Margaret Thatcher: Tributes Pour in While Critics Heap Scorn
A day after the death of Baroness Thatcher at 87, tributes continue to flood in in from all parts of the world but critics are still pouring scorn on the controversial former British prime minister.
David Cameron, who once said in parliament, "I would rather be a child of Thatcher than a son of [Gordon] Brown" called the iconic leader "the greatest peacetime prime minister."
"We've lost a great leader, a great prime minister and a great Briton. The real thing about Margaret Thatcher is that she didn't just lead our country, she saved our country," said Cameron, who has cut short his EU trip to return to London.
Lady Thatcher, who became Britain's first female prime minister in 1979 and held office until 1990, died "peacefully" following a stroke.
The funeral ceremony with full military honours is expected to take place next week.
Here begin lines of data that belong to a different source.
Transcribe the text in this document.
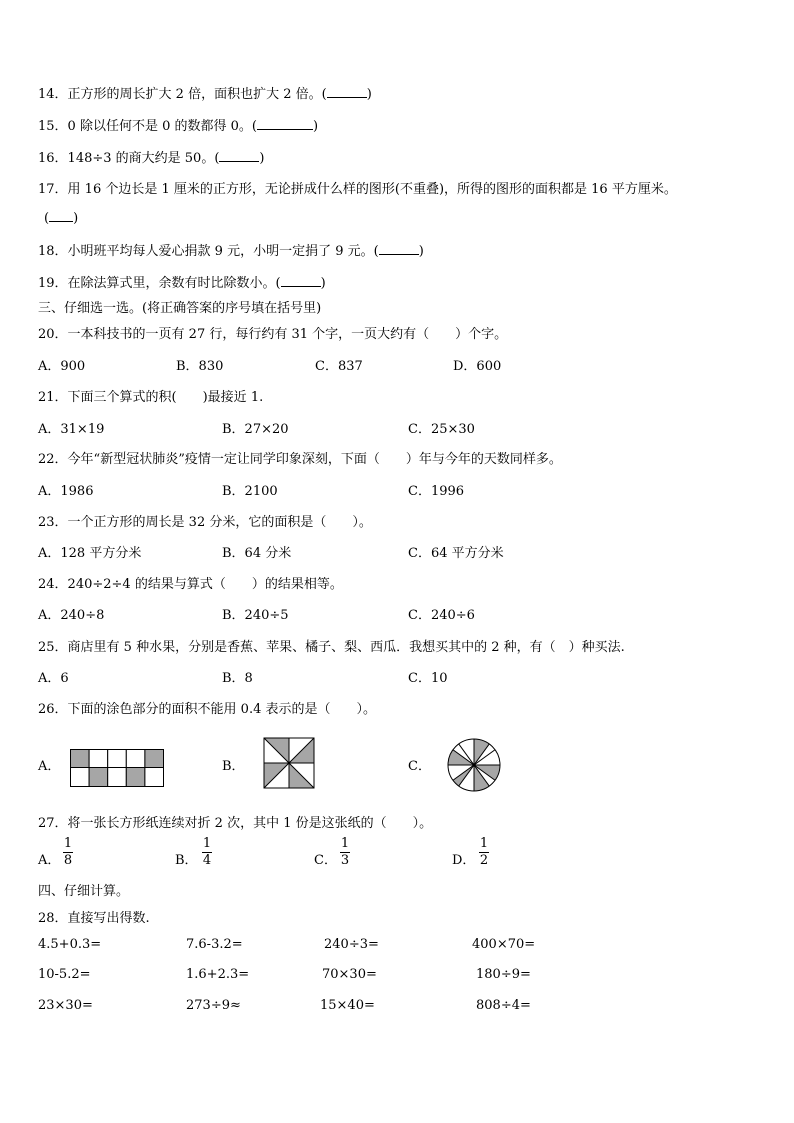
14．正方形的周长扩大 2 倍，面积也扩大 2 倍。(	)
15．0 除以任何不是 0 的数都得 0。(	)
16．148÷3 的商大约是 50。(	)
17．用 16 个边长是 1 厘米的正方形，无论拼成什么样的图形(不重叠)，所得的图形的面积都是 16 平方厘米。
( )
18．小明班平均每人爱心捐款 9 元，小明一定捐了 9 元。(	)
19．在除法算式里，余数有时比除数小。(	)
三、仔细选一选。(将正确答案的序号填在括号里)
20．一本科技书的一页有 27 行，每行约有 31 个字，一页大约有（　　）个字。
A．900	B．830	C．837	D．600
21．下面三个算式的积(　　)最接近 1.
A．31×19	B．27×20	C．25×30
22．今年“新型冠状肺炎”疫情一定让同学印象深刻，下面（　　）年与今年的天数同样多。
A．1986	B．2100	C．1996
23．一个正方形的周长是 32 分米，它的面积是（　　）。
A．128 平方分米	B．64 分米	C．64 平方分米
24．240÷2÷4 的结果与算式（　　）的结果相等。
A．240÷8	B．240÷5	C．240÷6
25．商店里有 5 种水果，分别是香蕉、苹果、橘子、梨、西瓜．我想买其中的 2 种，有（　）种买法.
A．6	B．8	C．10
26．下面的涂色部分的面积不能用 0.4 表示的是（　　）。
A．	B．	C．
27．将一张长方形纸连续对折 2 次，其中 1 份是这张纸的（　　）。
A．
1
8	B．
1
4	C．
1
3	D．
1
2
四、仔细计算。
28．直接写出得数.
4.5+0.3=	7.6-3.2=	240÷3=	400×70=
10-5.2=	1.6+2.3=	70×30=	180÷9=
23×30=	273÷9≈	15×40=	808÷4=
She will not have a state funeral.
Tony Blair, former Labour prime minister who led Britain between 1997 and 2007, said: "Very few leaders get to change not only the political landscape of their country but of the world. Margaret was such a leader. Her global impact was vast."
US President Barack Obama led the tributes from across the world, describing the former Conservative prime minister as "one of the great champions of freedom and liberty."
Obama described Thatcher's role in empowering modern women: "As a grocer's daughter who rose to become Britain's first female prime minister, she stands as an example to our daughters that there is no glass ceiling that can't be shattered."
He went on: "As prime minister, she helped restore the confidence and pride that has always been the hallmark of Britain at its best. And as an unapologetic supporter of our transatlantic alliance, she knew that with strength and resolve we could win the cold war and extend freedom's promise."
Her critics, however, continue to question one of the most polarising figures of British public life and the "Thatcherism methods".
Criticising her neo-liberal economic policies which changed the political and economic landscape of Britain, the National Union of Mineworkers said on its website: "Margaret Hilda Thatcher is gone but the damage caused by her fatally flawed politics sadly lingers on."
While ex-Labour leader Lord Kinnock called her an "unmitigated disaster for Britain," a Belfast Catholic named Liam Porter told Reuters: "My first memory of her was she took the milk away from the school kids and then there was the hunger strike and the Falklands war. The first thing I thought when I heard it this morning was 'ding dong the witch is dead'."